Berlin (epd). Der Deutsche Ethikrat fordert in der Corona-Pandemie mehr Unterstützung für die Pflegeheime. Bund und Länder müssten schnellstens einen Rahmen dafür schaffen, dass Ehrenamtliche und Freiwillige in den Einrichtungen helfen und das Pflegepersonal entlasten könnten, heißt es in einer am Freitag in Berlin vorgestellten Empfehlung des Ethikrats. Dabei müssten die Sicherheitsstandards zum Schutz vor Infektionen gewährleistet werden.
Die Langzeitpflege sei ein "ethischer Brennpunkt", sagte die Vorsitzende des Ethikrats, Alena Buyx. Pflegebedürftige Menschen und Bewohner von Altenheimen hätten das höchste Risiko, an einer Corona-Infektion zu sterben und seien zugleich besonders hart von den Schutzmaßnahmen, insbesondere dem Gebot der physischen Distanz, betroffen. Für die alten Menschen erhöhe sich die Gefahr von Isolation, fehlender Gemeinschaftserlebnisse und einer erheblichen Verschlechterung der Gesundheit. Ein Mindestmaß an Kontakten müsse daher gewahrt und auch kontrolliert werden, forderte Buyx bei der Vorstellung der Empfehlung des Ethikrats über ein "Mindestmaß sozialer Kontakte in der Langzeitpflege während der Covid-19-Pandemie".

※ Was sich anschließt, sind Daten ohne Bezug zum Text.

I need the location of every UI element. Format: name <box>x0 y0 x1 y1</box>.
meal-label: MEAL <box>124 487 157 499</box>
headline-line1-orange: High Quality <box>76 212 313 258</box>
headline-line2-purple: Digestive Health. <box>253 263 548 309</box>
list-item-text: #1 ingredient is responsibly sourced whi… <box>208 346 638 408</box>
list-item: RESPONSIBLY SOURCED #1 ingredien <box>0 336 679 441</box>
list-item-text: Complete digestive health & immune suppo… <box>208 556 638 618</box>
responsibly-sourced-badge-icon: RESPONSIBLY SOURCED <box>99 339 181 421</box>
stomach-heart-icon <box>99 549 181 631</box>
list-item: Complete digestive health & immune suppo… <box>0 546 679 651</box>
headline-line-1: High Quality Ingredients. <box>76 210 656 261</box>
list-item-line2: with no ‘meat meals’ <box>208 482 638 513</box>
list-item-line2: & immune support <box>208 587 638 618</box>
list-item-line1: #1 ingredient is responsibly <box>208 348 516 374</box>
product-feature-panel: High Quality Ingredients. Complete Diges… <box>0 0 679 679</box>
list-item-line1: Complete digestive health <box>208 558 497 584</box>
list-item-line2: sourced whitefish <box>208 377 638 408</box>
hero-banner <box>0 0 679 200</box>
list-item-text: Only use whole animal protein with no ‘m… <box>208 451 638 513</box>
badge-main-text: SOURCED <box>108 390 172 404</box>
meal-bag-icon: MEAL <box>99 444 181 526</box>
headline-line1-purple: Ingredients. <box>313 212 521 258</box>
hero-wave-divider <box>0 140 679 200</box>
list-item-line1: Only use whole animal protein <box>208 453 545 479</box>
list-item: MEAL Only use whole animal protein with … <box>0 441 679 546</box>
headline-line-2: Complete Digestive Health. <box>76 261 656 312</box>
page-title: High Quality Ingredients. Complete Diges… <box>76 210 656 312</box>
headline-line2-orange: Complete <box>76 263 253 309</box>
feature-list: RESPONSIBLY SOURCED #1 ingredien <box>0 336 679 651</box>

Die Mitglieder des Gremiums richteten einen eindringlichen Appell an Politik und Gesellschaft, Bewohnern und Personal in Pflegeheimen jetzt zu helfen. Sie sollten durch externe Kräfte, etwa Medizinstudenten, Ehrenamtliche oder ehemalige Beschäftigte des Gesundheitswesens unterstützt werden. Entlohnung und Zusatzkosten müssten von der Pflegeversicherung übernommen werden. Für die Ermöglichung von Besuchen im Heim seien Corona-Tests das wichtigste Instrument. Die Durchführung müsse durch zusätzliche Helferinnen und Helfer gesichert werden.

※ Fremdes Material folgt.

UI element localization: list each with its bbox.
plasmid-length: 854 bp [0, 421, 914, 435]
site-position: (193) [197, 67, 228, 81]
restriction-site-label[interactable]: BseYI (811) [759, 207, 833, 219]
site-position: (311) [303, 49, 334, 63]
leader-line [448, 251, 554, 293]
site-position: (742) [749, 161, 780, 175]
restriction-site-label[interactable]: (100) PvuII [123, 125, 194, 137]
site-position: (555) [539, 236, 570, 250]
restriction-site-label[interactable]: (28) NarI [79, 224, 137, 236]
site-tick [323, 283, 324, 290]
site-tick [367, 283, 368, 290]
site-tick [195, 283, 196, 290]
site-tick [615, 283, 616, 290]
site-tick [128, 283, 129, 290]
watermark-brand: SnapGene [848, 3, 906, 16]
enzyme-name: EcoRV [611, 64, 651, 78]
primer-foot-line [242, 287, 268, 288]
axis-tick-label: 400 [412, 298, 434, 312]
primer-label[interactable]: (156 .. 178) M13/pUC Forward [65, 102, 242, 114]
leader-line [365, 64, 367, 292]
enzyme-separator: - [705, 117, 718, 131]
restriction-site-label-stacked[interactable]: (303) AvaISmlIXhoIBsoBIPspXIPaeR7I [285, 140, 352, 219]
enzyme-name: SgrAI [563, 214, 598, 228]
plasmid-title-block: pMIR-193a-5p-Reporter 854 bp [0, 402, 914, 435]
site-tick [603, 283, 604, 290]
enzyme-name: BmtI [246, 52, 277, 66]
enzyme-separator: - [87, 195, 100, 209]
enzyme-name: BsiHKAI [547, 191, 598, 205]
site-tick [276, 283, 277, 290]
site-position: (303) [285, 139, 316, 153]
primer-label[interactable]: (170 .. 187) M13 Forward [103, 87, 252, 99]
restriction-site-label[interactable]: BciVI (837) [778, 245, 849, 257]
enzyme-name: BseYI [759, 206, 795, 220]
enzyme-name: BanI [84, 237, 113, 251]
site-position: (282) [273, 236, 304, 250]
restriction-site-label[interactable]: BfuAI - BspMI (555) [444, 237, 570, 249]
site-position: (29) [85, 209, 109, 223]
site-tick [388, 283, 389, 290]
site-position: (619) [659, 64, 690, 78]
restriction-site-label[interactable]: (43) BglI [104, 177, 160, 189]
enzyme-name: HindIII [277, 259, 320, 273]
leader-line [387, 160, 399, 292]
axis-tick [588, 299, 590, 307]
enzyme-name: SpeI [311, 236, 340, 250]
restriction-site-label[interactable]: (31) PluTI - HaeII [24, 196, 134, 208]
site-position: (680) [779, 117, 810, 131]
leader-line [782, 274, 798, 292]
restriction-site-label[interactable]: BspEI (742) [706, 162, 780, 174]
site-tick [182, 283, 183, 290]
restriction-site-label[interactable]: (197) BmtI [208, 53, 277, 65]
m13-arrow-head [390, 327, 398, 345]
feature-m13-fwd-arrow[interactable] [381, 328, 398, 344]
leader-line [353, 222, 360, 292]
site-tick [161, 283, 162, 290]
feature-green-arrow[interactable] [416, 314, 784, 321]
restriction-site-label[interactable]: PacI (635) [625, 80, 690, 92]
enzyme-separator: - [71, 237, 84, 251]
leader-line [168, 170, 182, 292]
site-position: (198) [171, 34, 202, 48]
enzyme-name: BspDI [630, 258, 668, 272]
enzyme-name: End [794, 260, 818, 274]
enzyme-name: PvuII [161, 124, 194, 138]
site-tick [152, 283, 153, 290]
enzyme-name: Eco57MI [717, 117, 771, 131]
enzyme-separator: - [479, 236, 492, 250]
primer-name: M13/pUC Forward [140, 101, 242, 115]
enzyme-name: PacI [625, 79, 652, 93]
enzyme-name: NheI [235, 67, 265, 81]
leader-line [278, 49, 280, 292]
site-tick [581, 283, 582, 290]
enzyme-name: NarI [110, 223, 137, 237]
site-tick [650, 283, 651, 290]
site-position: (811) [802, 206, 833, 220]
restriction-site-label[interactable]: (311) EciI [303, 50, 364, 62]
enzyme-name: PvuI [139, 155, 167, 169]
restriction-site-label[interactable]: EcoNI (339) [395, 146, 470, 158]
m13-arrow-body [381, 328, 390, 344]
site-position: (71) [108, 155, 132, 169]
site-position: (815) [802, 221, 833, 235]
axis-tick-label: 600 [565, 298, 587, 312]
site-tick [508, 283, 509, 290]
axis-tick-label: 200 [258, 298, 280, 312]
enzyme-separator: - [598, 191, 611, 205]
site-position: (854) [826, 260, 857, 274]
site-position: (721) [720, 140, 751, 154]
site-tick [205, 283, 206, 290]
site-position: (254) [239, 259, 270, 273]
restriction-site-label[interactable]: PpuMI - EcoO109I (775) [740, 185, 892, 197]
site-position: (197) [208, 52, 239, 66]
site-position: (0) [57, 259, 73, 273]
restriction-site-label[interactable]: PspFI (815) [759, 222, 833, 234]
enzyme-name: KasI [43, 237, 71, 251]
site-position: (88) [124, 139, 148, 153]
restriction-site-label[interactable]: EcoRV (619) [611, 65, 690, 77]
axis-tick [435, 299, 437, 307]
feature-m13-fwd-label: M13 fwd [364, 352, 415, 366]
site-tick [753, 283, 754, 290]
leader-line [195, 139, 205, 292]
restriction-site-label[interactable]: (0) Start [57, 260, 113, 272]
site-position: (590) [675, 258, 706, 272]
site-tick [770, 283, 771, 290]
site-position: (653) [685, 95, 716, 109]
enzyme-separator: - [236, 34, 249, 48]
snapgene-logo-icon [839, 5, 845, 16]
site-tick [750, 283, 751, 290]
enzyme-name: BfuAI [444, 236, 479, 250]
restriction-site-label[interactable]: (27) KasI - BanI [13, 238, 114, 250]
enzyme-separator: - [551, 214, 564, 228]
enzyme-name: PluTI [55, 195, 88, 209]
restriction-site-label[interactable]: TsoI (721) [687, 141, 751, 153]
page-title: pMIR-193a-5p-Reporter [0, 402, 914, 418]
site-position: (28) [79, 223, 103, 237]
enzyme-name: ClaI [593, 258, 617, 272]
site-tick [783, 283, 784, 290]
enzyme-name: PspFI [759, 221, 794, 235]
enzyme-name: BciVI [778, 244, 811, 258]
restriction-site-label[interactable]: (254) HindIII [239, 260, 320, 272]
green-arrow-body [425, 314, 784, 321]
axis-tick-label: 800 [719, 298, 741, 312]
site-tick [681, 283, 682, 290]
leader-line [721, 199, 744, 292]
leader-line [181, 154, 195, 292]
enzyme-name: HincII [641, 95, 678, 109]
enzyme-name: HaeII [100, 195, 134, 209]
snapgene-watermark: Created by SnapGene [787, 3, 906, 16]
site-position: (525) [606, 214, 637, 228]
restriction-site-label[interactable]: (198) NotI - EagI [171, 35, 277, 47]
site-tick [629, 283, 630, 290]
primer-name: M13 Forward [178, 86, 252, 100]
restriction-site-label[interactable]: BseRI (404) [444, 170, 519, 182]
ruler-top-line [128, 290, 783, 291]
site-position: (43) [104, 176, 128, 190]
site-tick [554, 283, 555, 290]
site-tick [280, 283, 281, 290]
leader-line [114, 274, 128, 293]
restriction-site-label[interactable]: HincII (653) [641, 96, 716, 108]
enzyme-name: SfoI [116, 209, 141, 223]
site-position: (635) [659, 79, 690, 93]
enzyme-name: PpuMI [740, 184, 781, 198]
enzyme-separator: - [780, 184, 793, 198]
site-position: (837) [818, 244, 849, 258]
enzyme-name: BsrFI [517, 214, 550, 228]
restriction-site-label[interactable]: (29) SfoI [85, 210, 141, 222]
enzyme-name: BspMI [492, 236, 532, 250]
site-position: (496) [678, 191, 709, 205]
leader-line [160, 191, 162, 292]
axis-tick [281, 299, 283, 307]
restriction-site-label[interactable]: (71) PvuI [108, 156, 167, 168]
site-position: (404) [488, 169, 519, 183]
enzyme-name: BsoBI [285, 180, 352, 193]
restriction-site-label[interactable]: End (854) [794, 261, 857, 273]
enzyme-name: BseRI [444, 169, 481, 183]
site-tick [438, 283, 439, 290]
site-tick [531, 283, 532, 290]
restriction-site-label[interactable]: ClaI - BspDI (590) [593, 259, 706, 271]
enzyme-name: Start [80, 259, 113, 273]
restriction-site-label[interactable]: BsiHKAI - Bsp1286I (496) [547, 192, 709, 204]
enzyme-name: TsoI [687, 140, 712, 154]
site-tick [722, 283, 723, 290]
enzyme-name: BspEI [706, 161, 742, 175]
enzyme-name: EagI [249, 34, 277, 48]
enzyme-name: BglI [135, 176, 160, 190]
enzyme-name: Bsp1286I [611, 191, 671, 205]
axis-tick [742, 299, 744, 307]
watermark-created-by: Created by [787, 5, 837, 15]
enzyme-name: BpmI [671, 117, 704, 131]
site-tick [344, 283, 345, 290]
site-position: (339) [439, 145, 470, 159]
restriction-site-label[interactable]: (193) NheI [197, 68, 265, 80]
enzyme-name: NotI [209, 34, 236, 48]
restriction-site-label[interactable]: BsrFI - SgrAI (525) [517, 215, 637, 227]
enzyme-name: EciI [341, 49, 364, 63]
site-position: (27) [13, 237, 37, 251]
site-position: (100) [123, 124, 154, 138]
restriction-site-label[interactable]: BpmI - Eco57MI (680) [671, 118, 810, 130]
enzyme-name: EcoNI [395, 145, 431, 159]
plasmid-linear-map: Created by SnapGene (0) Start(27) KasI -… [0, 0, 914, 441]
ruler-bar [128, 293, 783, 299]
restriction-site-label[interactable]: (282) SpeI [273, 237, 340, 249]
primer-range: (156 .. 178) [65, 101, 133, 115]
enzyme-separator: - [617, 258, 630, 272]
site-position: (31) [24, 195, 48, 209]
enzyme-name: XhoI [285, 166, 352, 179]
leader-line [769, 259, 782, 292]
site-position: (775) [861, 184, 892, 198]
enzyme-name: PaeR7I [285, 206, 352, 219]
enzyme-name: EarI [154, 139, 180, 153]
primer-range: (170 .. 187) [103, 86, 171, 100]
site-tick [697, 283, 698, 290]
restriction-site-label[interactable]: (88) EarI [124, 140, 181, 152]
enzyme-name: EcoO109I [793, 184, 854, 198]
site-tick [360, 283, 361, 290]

Der Gerontologe Andreas Kruse betonte, der Ethikrat sage nicht, dass die Pflegekräfte nun noch mehr leisten müssten. Vielmehr sollten sie dringend von außen unterstützt werden - nicht nur bei den Testungen, sondern auch um die Arbeit im Heim aufrechterhalten zu können. Auf Gruppenangebote etwa dürfe "keinesfalls verzichtet werden", betonte Kruse. Die Aktivierung der Pflegebedürftigen gehöre zu den Kernaufgaben einer menschenwürdigen Pflege. Außerdem müsse die Begleitung von sterbenden Menschen gesichert sein. Sie in dieser Grenzsituation allein zu lassen, sei "ethisch und fachlich ein Unding" und auch für das Personal "eine unerträgliche Erfahrung", sagte Kruse. Sterbende bräuchten Beistand, wo gewünscht auch eine seelsorgerliche Begleitung.

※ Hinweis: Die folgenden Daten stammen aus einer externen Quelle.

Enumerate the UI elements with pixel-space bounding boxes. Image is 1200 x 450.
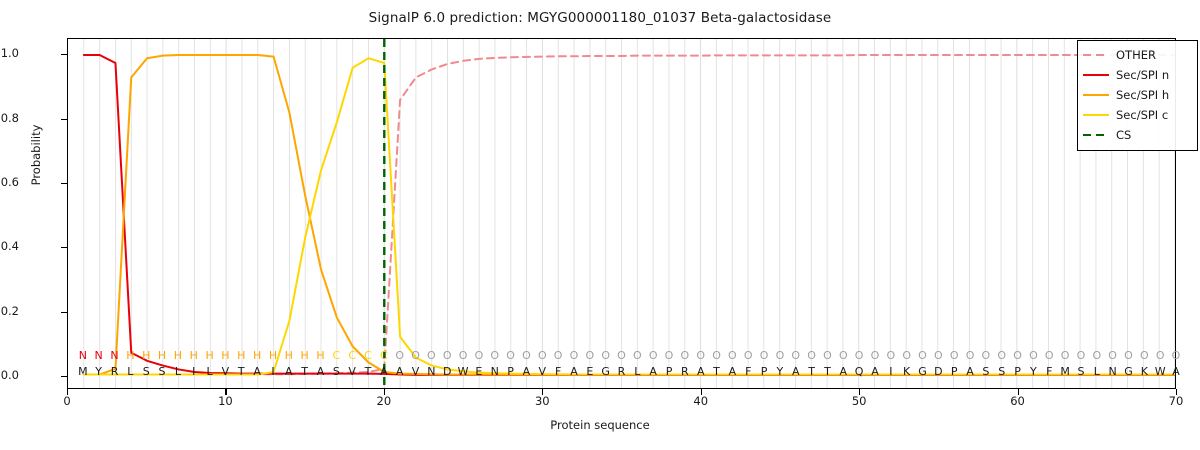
- residue-region-label: O: [646, 348, 660, 364]
- y-axis-label: Probability: [29, 75, 43, 235]
- sequence-residue: A: [282, 364, 296, 380]
- sequence-residue: N: [424, 364, 438, 380]
- residue-region-label: O: [1026, 348, 1040, 364]
- residue-region-label: H: [218, 348, 232, 364]
- residue-region-label: O: [567, 348, 581, 364]
- residue-region-label: O: [947, 348, 961, 364]
- residue-region-label: O: [504, 348, 518, 364]
- sequence-residue: R: [678, 364, 692, 380]
- page-title: SignalP 6.0 prediction: MGYG000001180_01…: [0, 10, 1200, 26]
- y-tick-label: 0.8: [0, 111, 19, 125]
- legend-item-other: OTHER: [1083, 45, 1192, 65]
- legend-swatch-icon: [1083, 129, 1109, 141]
- residue-region-label: H: [298, 348, 312, 364]
- sequence-residue: Y: [92, 364, 106, 380]
- signalp-plot-figure: SignalP 6.0 prediction: MGYG000001180_01…: [0, 0, 1200, 450]
- sequence-residue: L: [123, 364, 137, 380]
- sequence-residue: D: [440, 364, 454, 380]
- sequence-residue: A: [694, 364, 708, 380]
- x-tick-mark: [1018, 389, 1019, 395]
- sequence-residue: G: [1121, 364, 1135, 380]
- sequence-residue: P: [947, 364, 961, 380]
- x-axis-label: Protein sequence: [0, 418, 1200, 432]
- plot-area: [67, 38, 1176, 389]
- sequence-residue: A: [250, 364, 264, 380]
- residue-region-label: O: [519, 348, 533, 364]
- sequence-residue: S: [329, 364, 343, 380]
- sequence-residue: T: [710, 364, 724, 380]
- legend-item-sec-spi-c: Sec/SPI c: [1083, 105, 1192, 125]
- sequence-residue: D: [931, 364, 945, 380]
- residue-region-label: O: [884, 348, 898, 364]
- residue-region-label: H: [203, 348, 217, 364]
- x-tick-label: 60: [988, 394, 1048, 408]
- residue-region-label: H: [155, 348, 169, 364]
- legend-label: Sec/SPI c: [1116, 108, 1168, 122]
- residue-region-label: H: [171, 348, 185, 364]
- residue-region-label: O: [963, 348, 977, 364]
- residue-region-label: O: [630, 348, 644, 364]
- sequence-residue: S: [139, 364, 153, 380]
- residue-region-label: O: [440, 348, 454, 364]
- residue-region-label: O: [805, 348, 819, 364]
- residue-region-label: O: [535, 348, 549, 364]
- residue-region-label: O: [694, 348, 708, 364]
- sequence-residue: A: [836, 364, 850, 380]
- series-line-sec-spi-h: [84, 55, 1175, 375]
- x-tick-label: 20: [354, 394, 414, 408]
- legend-item-cs: CS: [1083, 125, 1192, 145]
- x-tick-label: 0: [37, 394, 97, 408]
- residue-region-label: O: [995, 348, 1009, 364]
- sequence-residue: Q: [852, 364, 866, 380]
- legend-item-sec-spi-n: Sec/SPI n: [1083, 65, 1192, 85]
- y-tick-label: 0.6: [0, 175, 19, 189]
- x-tick-label: 40: [671, 394, 731, 408]
- sequence-residue: P: [662, 364, 676, 380]
- sequence-residue: K: [900, 364, 914, 380]
- sequence-residue: A: [868, 364, 882, 380]
- sequence-residue: N: [1106, 364, 1120, 380]
- residue-region-label: O: [916, 348, 930, 364]
- residue-region-label: O: [678, 348, 692, 364]
- sequence-residue: T: [820, 364, 834, 380]
- sequence-residue: S: [979, 364, 993, 380]
- residue-region-label: O: [393, 348, 407, 364]
- sequence-residue: I: [266, 364, 280, 380]
- sequence-residue: A: [377, 364, 391, 380]
- sequence-residue: K: [1137, 364, 1151, 380]
- sequence-residue: G: [916, 364, 930, 380]
- x-tick-mark: [67, 389, 68, 395]
- residue-region-label: O: [789, 348, 803, 364]
- residue-region-label: C: [361, 348, 375, 364]
- residue-region-label: O: [583, 348, 597, 364]
- x-tick-label: 30: [512, 394, 572, 408]
- legend-label: CS: [1116, 128, 1131, 142]
- residue-region-label: O: [472, 348, 486, 364]
- residue-region-label: C: [345, 348, 359, 364]
- sequence-residue: L: [630, 364, 644, 380]
- residue-region-label: H: [282, 348, 296, 364]
- series-line-other: [84, 55, 1175, 375]
- sequence-residue: L: [203, 364, 217, 380]
- residue-region-label: O: [599, 348, 613, 364]
- residue-region-label: H: [234, 348, 248, 364]
- sequence-residue: T: [805, 364, 819, 380]
- x-tick-mark: [225, 389, 226, 395]
- sequence-residue: W: [456, 364, 470, 380]
- series-lines: [68, 39, 1175, 388]
- residue-region-label: O: [1153, 348, 1167, 364]
- sequence-residue: S: [1074, 364, 1088, 380]
- sequence-residue: V: [409, 364, 423, 380]
- sequence-residue: P: [757, 364, 771, 380]
- residue-region-label: O: [1137, 348, 1151, 364]
- sequence-residue: E: [472, 364, 486, 380]
- residue-region-label: H: [123, 348, 137, 364]
- residue-region-label: O: [488, 348, 502, 364]
- residue-region-label: C: [329, 348, 343, 364]
- x-tick-mark: [701, 389, 702, 395]
- residue-region-label: H: [266, 348, 280, 364]
- sequence-residue: P: [504, 364, 518, 380]
- sequence-residue: Y: [773, 364, 787, 380]
- sequence-residue: F: [741, 364, 755, 380]
- residue-region-label: O: [773, 348, 787, 364]
- residue-region-label: N: [92, 348, 106, 364]
- x-tick-mark: [859, 389, 860, 395]
- sequence-residue: T: [361, 364, 375, 380]
- residue-region-label: O: [662, 348, 676, 364]
- sequence-residue: A: [519, 364, 533, 380]
- sequence-residue: S: [995, 364, 1009, 380]
- x-tick-mark: [1176, 389, 1177, 395]
- residue-region-label: H: [139, 348, 153, 364]
- legend-swatch-icon: [1083, 49, 1109, 61]
- sequence-residue: R: [615, 364, 629, 380]
- legend-label: Sec/SPI n: [1116, 68, 1169, 82]
- legend-swatch-icon: [1083, 109, 1109, 121]
- series-line-sec-spi-c: [84, 58, 1175, 374]
- residue-region-label: O: [852, 348, 866, 364]
- sequence-residue: A: [393, 364, 407, 380]
- x-tick-mark: [384, 389, 385, 395]
- residue-region-label: N: [76, 348, 90, 364]
- sequence-residue: I: [187, 364, 201, 380]
- sequence-residue: A: [725, 364, 739, 380]
- residue-region-label: O: [725, 348, 739, 364]
- x-tick-label: 70: [1146, 394, 1200, 408]
- residue-region-label: O: [979, 348, 993, 364]
- sequence-residue: A: [963, 364, 977, 380]
- x-tick-label: 10: [195, 394, 255, 408]
- sequence-residue: P: [1011, 364, 1025, 380]
- sequence-residue: M: [1058, 364, 1072, 380]
- sequence-residue: N: [488, 364, 502, 380]
- residue-region-label: O: [551, 348, 565, 364]
- sequence-residue: F: [551, 364, 565, 380]
- residue-region-label: N: [108, 348, 122, 364]
- sequence-residue: A: [1169, 364, 1183, 380]
- residue-region-label: C: [377, 348, 391, 364]
- sequence-residue: Y: [1026, 364, 1040, 380]
- residue-region-label: H: [313, 348, 327, 364]
- sequence-residue: L: [1090, 364, 1104, 380]
- sequence-residue: F: [1042, 364, 1056, 380]
- residue-region-label: O: [1121, 348, 1135, 364]
- residue-region-label: O: [931, 348, 945, 364]
- sequence-residue: A: [567, 364, 581, 380]
- residue-region-label: H: [187, 348, 201, 364]
- y-tick-label: 0.0: [0, 368, 19, 382]
- residue-region-label: O: [1090, 348, 1104, 364]
- residue-region-label: O: [900, 348, 914, 364]
- y-tick-label: 0.2: [0, 304, 19, 318]
- residue-region-label: O: [820, 348, 834, 364]
- residue-region-label: O: [741, 348, 755, 364]
- sequence-residue: V: [535, 364, 549, 380]
- x-tick-mark: [542, 389, 543, 395]
- sequence-residue: A: [313, 364, 327, 380]
- residue-region-label: O: [1058, 348, 1072, 364]
- sequence-residue: M: [76, 364, 90, 380]
- residue-region-label: O: [1042, 348, 1056, 364]
- sequence-residue: S: [155, 364, 169, 380]
- sequence-residue: L: [171, 364, 185, 380]
- legend: OTHERSec/SPI nSec/SPI hSec/SPI cCS: [1077, 40, 1198, 151]
- residue-region-label: O: [1106, 348, 1120, 364]
- residue-region-label: O: [1169, 348, 1183, 364]
- residue-region-label: O: [409, 348, 423, 364]
- x-tick-label: 50: [829, 394, 889, 408]
- sequence-residue: V: [345, 364, 359, 380]
- residue-region-label: O: [710, 348, 724, 364]
- legend-item-sec-spi-h: Sec/SPI h: [1083, 85, 1192, 105]
- sequence-residue: G: [599, 364, 613, 380]
- y-tick-label: 1.0: [0, 46, 19, 60]
- legend-label: OTHER: [1116, 48, 1156, 62]
- residue-region-label: O: [757, 348, 771, 364]
- residue-region-label: O: [1074, 348, 1088, 364]
- y-tick-label: 0.4: [0, 239, 19, 253]
- sequence-residue: E: [583, 364, 597, 380]
- legend-swatch-icon: [1083, 89, 1109, 101]
- residue-region-label: O: [868, 348, 882, 364]
- residue-region-label: H: [250, 348, 264, 364]
- sequence-residue: I: [884, 364, 898, 380]
- sequence-residue: T: [234, 364, 248, 380]
- sequence-residue: W: [1153, 364, 1167, 380]
- sequence-residue: A: [646, 364, 660, 380]
- series-line-sec-spi-n: [84, 55, 1175, 375]
- residue-region-label: O: [615, 348, 629, 364]
- residue-region-label: O: [836, 348, 850, 364]
- plot-inner: [68, 39, 1175, 388]
- legend-swatch-icon: [1083, 69, 1109, 81]
- residue-region-label: O: [1011, 348, 1025, 364]
- residue-region-label: O: [456, 348, 470, 364]
- sequence-residue: A: [789, 364, 803, 380]
- residue-region-label: O: [424, 348, 438, 364]
- legend-label: Sec/SPI h: [1116, 88, 1169, 102]
- sequence-residue: V: [218, 364, 232, 380]
- sequence-residue: R: [108, 364, 122, 380]
- sequence-residue: T: [298, 364, 312, 380]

In seiner Stellungnahme begrüßte der Ethikrat, dass im Infektionsschutzgesetz inzwischen ein Mindestmaß an sozialen Kontakten festgeschrieben wurde. Die Vorschrift erfasse aber die konkreten Probleme nicht, etwa bei zusätzlich verfügten Besuchsbeschränkungen. Offen bleibe, wie dieses Mindestmaß bestimmt und im Alltag der Einrichtungen gesichert werde, gibt der Ethikrat zu bedenken.
Das Bundesgesundheitsministerium hatte Anfang Dezember eine Handreichung des Pflegebeauftragten Andreas Westerfellhaus (CDU) für Besuchskonzepte in Pflegeheimen vorgestellt. Ziel ist, dass Bewohner und Bewohnerinnen trotz des notwendigen Infektionsschutzes Besuche erhalten. Sozialverbände hatten kritisiert, das Papier komme spät und gebe zudem keine Hinweise, wie Corona-Tests eingesetzt und durchgeführt werden sollen.
Der niedersächsische Landesverband der privaten Anbieter in der Pflege (bpa) rief in Hannover Bürgerinnen und Bürger mit medizinisch-pflegerischen Vorkenntnissen auf, sich bei ambulanten Pflegediensten oder Heimen in der Region zu melden, um bei den Corona-Testungen zu helfen.